Most, but not all, students take these tests. Exemptions may be given to students in special education, as determined by their Individual Education Program teams. Exemptions also may be given to students who are not following a standard course of study, such as those in alternative education or adolescent parenting programs.

Grade retention histories usually are available (or can be inferred from birthdates and grade levels). Educational reform is making grade retention data more valuable. Although widespread adherence to the principles of social promotion have dominated the nation's public schools for many years, legislation in many states (e.g., California, New York, North Carolina) is now discouraging social promotion. In the future, grade retention may indicate a child's true performance, not just a school's educational strategy regarding social promotion.

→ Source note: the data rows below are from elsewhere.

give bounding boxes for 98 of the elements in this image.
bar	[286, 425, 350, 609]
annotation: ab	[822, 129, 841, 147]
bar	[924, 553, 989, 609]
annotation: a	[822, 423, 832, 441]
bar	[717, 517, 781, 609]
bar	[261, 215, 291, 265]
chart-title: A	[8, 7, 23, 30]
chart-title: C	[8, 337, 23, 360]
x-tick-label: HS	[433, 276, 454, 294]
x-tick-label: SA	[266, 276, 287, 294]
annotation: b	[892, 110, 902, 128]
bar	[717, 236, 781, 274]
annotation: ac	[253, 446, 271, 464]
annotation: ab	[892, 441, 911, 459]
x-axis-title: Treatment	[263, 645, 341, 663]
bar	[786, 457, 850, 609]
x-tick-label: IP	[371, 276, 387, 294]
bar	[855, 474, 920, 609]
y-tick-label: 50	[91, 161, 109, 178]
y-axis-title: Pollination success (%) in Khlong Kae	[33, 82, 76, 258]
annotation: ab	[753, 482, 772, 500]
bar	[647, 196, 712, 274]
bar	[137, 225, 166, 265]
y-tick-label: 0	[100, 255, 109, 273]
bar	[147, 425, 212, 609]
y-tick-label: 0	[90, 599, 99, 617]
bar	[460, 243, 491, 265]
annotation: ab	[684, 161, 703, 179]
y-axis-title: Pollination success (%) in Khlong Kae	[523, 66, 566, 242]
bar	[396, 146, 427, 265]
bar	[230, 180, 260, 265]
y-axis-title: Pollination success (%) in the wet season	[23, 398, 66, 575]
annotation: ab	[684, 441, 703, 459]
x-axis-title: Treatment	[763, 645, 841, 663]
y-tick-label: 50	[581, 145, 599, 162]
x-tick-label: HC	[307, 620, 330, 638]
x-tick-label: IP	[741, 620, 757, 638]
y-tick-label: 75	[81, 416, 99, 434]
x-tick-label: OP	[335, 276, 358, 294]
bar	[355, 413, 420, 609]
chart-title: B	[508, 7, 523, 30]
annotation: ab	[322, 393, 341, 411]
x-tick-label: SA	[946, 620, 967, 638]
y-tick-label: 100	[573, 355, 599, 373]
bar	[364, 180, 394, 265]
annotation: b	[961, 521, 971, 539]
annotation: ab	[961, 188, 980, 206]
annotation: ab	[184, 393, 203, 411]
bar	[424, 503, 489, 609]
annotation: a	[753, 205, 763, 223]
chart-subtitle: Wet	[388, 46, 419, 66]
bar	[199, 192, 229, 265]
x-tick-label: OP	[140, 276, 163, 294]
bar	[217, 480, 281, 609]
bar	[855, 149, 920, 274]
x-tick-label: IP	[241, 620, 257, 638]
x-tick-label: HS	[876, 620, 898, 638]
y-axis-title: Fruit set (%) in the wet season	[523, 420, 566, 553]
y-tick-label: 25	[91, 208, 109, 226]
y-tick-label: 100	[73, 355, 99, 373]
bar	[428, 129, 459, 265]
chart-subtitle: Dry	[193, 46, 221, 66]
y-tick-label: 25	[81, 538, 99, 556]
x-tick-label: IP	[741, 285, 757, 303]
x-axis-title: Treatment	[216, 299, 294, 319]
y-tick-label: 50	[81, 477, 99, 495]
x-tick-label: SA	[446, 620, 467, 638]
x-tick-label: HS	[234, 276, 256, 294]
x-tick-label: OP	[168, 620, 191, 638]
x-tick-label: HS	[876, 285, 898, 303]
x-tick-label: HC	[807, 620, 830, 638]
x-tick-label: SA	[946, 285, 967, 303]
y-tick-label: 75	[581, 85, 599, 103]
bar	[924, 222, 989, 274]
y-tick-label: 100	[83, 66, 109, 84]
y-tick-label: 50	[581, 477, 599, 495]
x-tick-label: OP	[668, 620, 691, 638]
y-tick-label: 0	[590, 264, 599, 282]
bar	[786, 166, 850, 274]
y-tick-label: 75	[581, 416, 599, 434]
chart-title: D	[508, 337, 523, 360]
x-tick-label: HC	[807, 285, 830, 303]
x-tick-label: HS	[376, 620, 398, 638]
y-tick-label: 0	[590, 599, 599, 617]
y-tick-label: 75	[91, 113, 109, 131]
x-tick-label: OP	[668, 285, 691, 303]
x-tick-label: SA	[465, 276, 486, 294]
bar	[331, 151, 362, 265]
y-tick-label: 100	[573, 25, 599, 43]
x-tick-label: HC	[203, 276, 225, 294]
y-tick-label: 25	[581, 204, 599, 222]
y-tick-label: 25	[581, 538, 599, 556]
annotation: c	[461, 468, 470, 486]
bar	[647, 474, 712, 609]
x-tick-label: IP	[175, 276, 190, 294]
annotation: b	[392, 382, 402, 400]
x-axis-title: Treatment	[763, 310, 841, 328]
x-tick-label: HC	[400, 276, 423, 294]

School services data also are obtainable, although the lack of standardization makes it difficult to assess change when students also change schools during the period under study. School attendance data also is likely to be automated, although comparisons across schools and, especially, unified school districts must be done with care because of different ways of administering the statewide definitions of attendance. Schools also have data about student's disciplinary actions--nearly always including suspensions or expulsions, but also including a variety of other disciplinary actions that are less severe. But caution is also needed in making comparisons about disciplinary actions in school. This is particularly true of suspensions, as some schools use them routinely and some schools use them only after considerable effort to mediate the problematic situation. Further, different rules typically apply to children receiving special education services and the proportion of children receiving special education services is, in turn, quite variable across schools. To assess the effects of welfare reform on the educational outcomes of children, even a minimum data set that included measures of academic achievement, absences, and suspensions would be useful (see Box 10-3).